The discharge diagnoses belong to the following categories: apnoea, respiratory problem of the newborn, syncope, gastroesophageal reflux, altered consciousness, transient loss of consciousness and cyanosis.


This study shows that the inter-hospital network is an efficient system that allows accurate and safe management of infants at risk for apnoea, bradycardia, and hypoxemia to remain in unspecialized centers, avoiding unnecessary transfers of patients and over – hospitalizations.


The assessment of cardiorespiratory patterns in symptomatic preterm newborns and infants with a clinical history of higher risk events may represent an arduous challenge.

Complete polysomnography (PSG) is the gold standard in the diagnosis of Sleep Disorders Breathing (SDB).

Due to the complexity and poor availability of PSG [1, 2], multichannel overnight recordings may represent a simplified method for the evaluation of cardiorespiratory events. Moreover, direct bedside observation of cardiorespiratory events performed by the nursing staff may cause an under/overestimation of significant events leading to incorrect clinical management [3, 4].

Preterm newborns (Pt) are frequently prone to apnoeas, bradycardias, and/or oxygen desaturations; their duration and clinical features should be analyzed to evaluate if they are potentially life-threatening or harmful to the integrity of the central nervous system.

Documented cardiorespiratory monitoring is therefore useful in the management of symptomatic Pt that usually requires a time interval of 3 – 5 – 7 event-free days to be considered eligible for the discharge [5].

Multichannel overnight recordings may be useful in the clinical assessment of infants with a history of events previously identified as “ALTE” (Apparent Life-Threatening Event), an acronym coined in 1986 to define a frightening episode characterized by the variable combination of apnoea, changes in skin color, and muscle tone [6].

In 2016 the American Academy of Pediatrics (AAP) proposed to change this acronym with the new term “Brief Resolved Unexplained Events” (BRUE) indicating only low-risk events [7]. The Italian Guidelines [8] adopted the new acronym BRUE maintaining the term ALTE to refer only to idiopathic higher-risk cases that may need a cardiorespiratory recording for 24/48 h after the event because in this period there is a greater risk of recurrence [9,10,11,12].
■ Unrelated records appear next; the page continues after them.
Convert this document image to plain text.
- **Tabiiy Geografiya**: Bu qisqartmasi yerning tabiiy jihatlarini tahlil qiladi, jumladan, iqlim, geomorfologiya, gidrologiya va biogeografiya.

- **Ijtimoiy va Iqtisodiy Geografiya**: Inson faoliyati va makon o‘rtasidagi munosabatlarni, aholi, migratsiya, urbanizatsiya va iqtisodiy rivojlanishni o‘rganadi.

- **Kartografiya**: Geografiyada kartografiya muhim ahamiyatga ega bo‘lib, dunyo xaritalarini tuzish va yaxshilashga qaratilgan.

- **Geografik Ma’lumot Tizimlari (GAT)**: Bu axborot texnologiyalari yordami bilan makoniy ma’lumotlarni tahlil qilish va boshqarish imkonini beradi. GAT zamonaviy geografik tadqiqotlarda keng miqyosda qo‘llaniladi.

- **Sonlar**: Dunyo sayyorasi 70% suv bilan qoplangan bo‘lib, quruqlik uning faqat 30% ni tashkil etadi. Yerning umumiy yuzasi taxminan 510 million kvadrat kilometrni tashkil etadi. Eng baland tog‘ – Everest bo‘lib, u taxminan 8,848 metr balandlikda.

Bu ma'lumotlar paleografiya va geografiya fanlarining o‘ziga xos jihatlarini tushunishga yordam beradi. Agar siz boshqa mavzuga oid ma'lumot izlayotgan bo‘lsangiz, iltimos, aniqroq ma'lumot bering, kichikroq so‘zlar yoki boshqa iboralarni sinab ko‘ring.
In this study, cardiorespiratory recordings belonging to subsequent siblings (SS) of Sudden Infant Death Syndrome (SIDS) victims and newborns who experienced a neonatal ALTE (n-ALTE) or a Sudden Unexpected Postnatal Collapse (SUPC) were also included.

Despite the relevance in studying cardiorespiratory patterns in newborns and infants, the implementation of multichannel recordings in non-tertiary centers may be difficult, especially in data interpretation.

An inter-hospital network was developed to simplify this procedure: it was structured as a hub-and-spoke system finalized to share cardiorespiratory files, recorded and uploaded on a website by non-specialized centers (spoke), and downloaded to be analyzed in the tertiary specialized center (hub).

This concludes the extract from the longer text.